Mavrodiev Evgeny V, Dervinis Christopher, Whitten William Mark, Gitzendanner Matthew A, Kirst Matias, Kim Sangtae, Kinser Taliesin J, Soltis Pamela S, Soltis Douglas E
Florida Museum of Natural History University of Florida Gainesville Florida 32611 USA.
School of Forest Resources and Conservation University of Florida Gainesville Florida 32611 USA.
Appl Plant Sci. 2021 Apr 7;9(3):e11413. doi: 10.1002/aps3.11413. eCollection 2021 Mar.
Commonly used molecular techniques such as next-generation sequencing require reliable methods to extract DNA quickly and efficiently. Secondary compounds within plant tissues make this requirement all the more challenging, often forcing researchers to test different extraction methods tailored to their particular species of interest in order to obtain large amounts of high-quality genomic DNA. The opportunities provided by high-throughput, next-generation sequencing only exacerbate these problems, especially when trying to extract DNA from multiple species at the same time. Several methods have attempted to resolve the challenges of obtaining suitable DNA from plants; however, a rapid, high-yield, high-quality, and highly scalable DNA extraction method is still needed.
We present a rapid DNA extraction protocol that utilizes a buffer with relatively large amounts of cetyltrimethylammonium bromide (CTAB) and sodium chloride, combined with a silica maxi-column cleanup of the extracted DNA. The new method is easy to implement using standard equipment and inexpensive reagents. The entire procedure (from grinding to the final elution) can be completed in less than two hours for a single sample and can be easily scaled to meet desired research goals. It works on diverse green plants with highly varied secondary chemistries (e.g., ferns, gymnosperms, and phylogenetically divergent angiosperms).

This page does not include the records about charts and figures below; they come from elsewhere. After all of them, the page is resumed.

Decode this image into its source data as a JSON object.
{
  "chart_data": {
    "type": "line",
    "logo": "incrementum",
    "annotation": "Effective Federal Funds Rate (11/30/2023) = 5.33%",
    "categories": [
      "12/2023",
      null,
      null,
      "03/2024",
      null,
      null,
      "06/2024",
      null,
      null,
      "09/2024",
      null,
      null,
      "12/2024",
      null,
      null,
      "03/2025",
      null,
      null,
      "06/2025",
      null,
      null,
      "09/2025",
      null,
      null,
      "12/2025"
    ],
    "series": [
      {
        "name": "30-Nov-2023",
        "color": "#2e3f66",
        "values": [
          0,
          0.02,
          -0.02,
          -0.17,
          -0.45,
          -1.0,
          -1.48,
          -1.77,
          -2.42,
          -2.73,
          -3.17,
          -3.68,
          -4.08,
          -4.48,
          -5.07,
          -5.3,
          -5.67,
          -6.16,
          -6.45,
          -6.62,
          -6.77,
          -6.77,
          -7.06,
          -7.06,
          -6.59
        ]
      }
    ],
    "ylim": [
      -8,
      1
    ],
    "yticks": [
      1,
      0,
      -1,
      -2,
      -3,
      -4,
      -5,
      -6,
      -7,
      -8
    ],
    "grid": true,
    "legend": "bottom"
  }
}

Application of the protocol to various plant species yielded DNA of high quality in less than two hours and can be adjusted to extract DNA at large (maxi-preps) or small (96-well minipreps) scales. We anticipate that our method will be of wide utility for rapidly isolating large quantities of quality genomic DNA from diverse plant species and will have broad applications in phylogenetic studies utilizing PCR and short-read DNA sequencing.
常用的分子技术,如下一代测序,需要可靠的方法来快速高效地提取DNA。植物组织中的次生化合物使这一要求更具挑战性,这常常迫使研究人员测试针对其特定感兴趣物种量身定制的不同提取方法,以获得大量高质量的基因组DNA。高通量的下一代测序所带来的机遇只会加剧这些问题,尤其是在试图同时从多个物种中提取DNA时。已经有几种方法试图解决从植物中获得合适DNA的挑战;然而,仍然需要一种快速、高产、高质量且高度可扩展的DNA提取方法。
我们提出了一种快速DNA提取方案,该方案使用含有相对大量十六烷基三甲基溴化铵(CTAB)和氯化钠的缓冲液,并结合硅胶大柱对提取的DNA进行纯化。这种新方法使用标准设备和廉价试剂很容易实施。对于单个样品,整个过程(从研磨到最终洗脱)可以在不到两小时内完成,并且可以轻松扩展以满足所需的研究目标。它适用于次生化学性质差异很大的各种绿色植物(例如蕨类植物、裸子植物和系统发育上不同的被子植物)。
将该方案应用于各种植物物种,在不到两小时内就能获得高质量的DNA,并且可以调整以大规模(大制备)或小规模(96孔微量制备)提取DNA。我们预计,我们的方法将广泛用于从各种植物物种中快速分离大量高质量的基因组DNA,并将在利用PCR和短读长DNA测序的系统发育研究中有广泛应用。